Tuesday, February 20, 2018

The viewpoint came out in the Korean business circle that a dispute settlement of safeguards by Trump administration at the US Court of International Trade can be a viable option.
The viewpoint came out in the Korean business circle that a dispute settlement of safeguards by Trump administration at the US Court of International Trade can be a viable option.
Seoul, Korea
31 January 2018 - 10:15am
Jung Suk-yee

The Korea Economic Research Institute remarked on January 30 that South Korean companies need to bring the U.S. safeguard measures on South Korean washing machines and solar panels to the U.S. Court of International Trade as well as the World Trade Organization (WTO) because they may come to a dead end, even if they win at the WTO, once the United States does not comply with the WTO’s ruling.

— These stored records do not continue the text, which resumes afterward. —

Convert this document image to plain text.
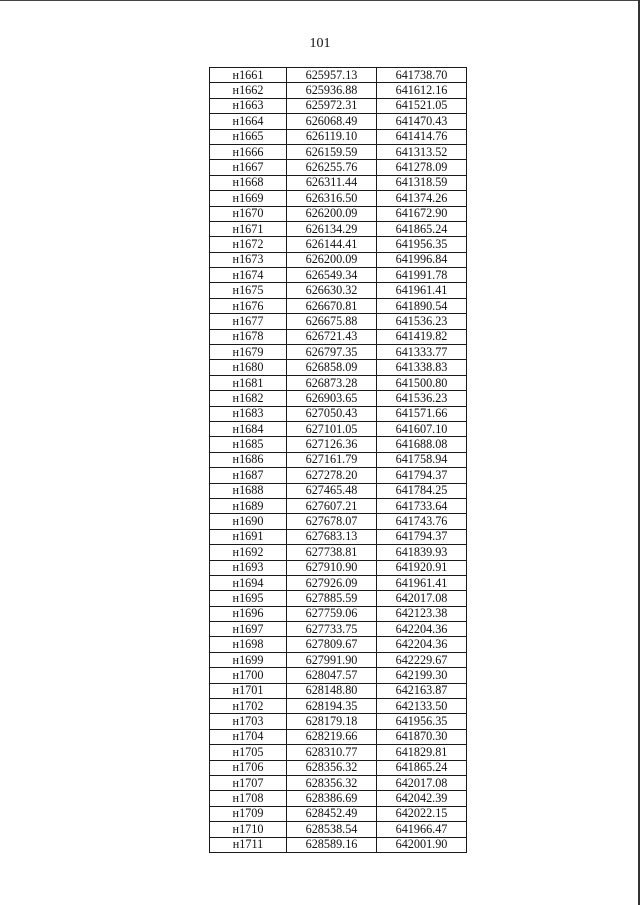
101
н1661	625957.13	641738.70
н1662	625936.88	641612.16
н1663	625972.31	641521.05
н1664	626068.49	641470.43
н1665	626119.10	641414.76
н1666	626159.59	641313.52
н1667	626255.76	641278.09
н1668	626311.44	641318.59
н1669	626316.50	641374.26
н1670	626200.09	641672.90
н1671	626134.29	641865.24
н1672	626144.41	641956.35
н1673	626200.09	641996.84
н1674	626549.34	641991.78
н1675	626630.32	641961.41
н1676	626670.81	641890.54
н1677	626675.88	641536.23
н1678	626721.43	641419.82
н1679	626797.35	641333.77
н1680	626858.09	641338.83
н1681	626873.28	641500.80
н1682	626903.65	641536.23
н1683	627050.43	641571.66
н1684	627101.05	641607.10
н1685	627126.36	641688.08
н1686	627161.79	641758.94
н1687	627278.20	641794.37
н1688	627465.48	641784.25
н1689	627607.21	641733.64
н1690	627678.07	641743.76
н1691	627683.13	641794.37
н1692	627738.81	641839.93
н1693	627910.90	641920.91
н1694	627926.09	641961.41
н1695	627885.59	642017.08
н1696	627759.06	642123.38
н1697	627733.75	642204.36
н1698	627809.67	642204.36
н1699	627991.90	642229.67
н1700	628047.57	642199.30
н1701	628148.80	642163.87
н1702	628194.35	642133.50
н1703	628179.18	641956.35
н1704	628219.66	641870.30
н1705	628310.77	641829.81
н1706	628356.32	641865.24
н1707	628356.32	642017.08
н1708	628386.69	642042.39
н1709	628452.49	642022.15
н1710	628538.54	641966.47
н1711	628589.16	642001.90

“With the midterm election scheduled for November around the corner, the United States’ import restrictions on South Korean products are likely to expand to cover general consumer electronics, a variety of manufactured goods and so on as well as washing machines and solar panels,” said Ewha Womans University professor Choi Won-mok, adding, “Once South Korea wins at the WTO and the U.S. chooses to defy, few options will remain for the former, such as trade retaliation under the authorization of the WTO.” He went on to say, “Still, trade retaliation cannot be an ultimate solution in view of the two countries’ diplomatic and military relations.”

Back in 2013, the United States imposed anti-dumping and countervailing duties on washing machines imported from South Korea. At that time, the South Korean government filed a suit with the WTO regarding the issue in August 2013 and the WTO ruled in favor of South Korea in September 2016. Nonetheless, the U.S. is continuing to levy the same anti-dumping and countervailing duties.

The professor pointed out that the South Korean government’s countermeasures need to be fundamentally reviewed and a dispute settlement at the U.S. Court of International Trade can be a viable option. “The constitutional structure of the United States puts much emphasis on the judicial branch and, as such, the U.S. President cannot defy the ruling of the branch,” the professor explained, adding, “In addition, South Korean companies are winning more and more cases at the court these days, including the case of Hyundai Steel.”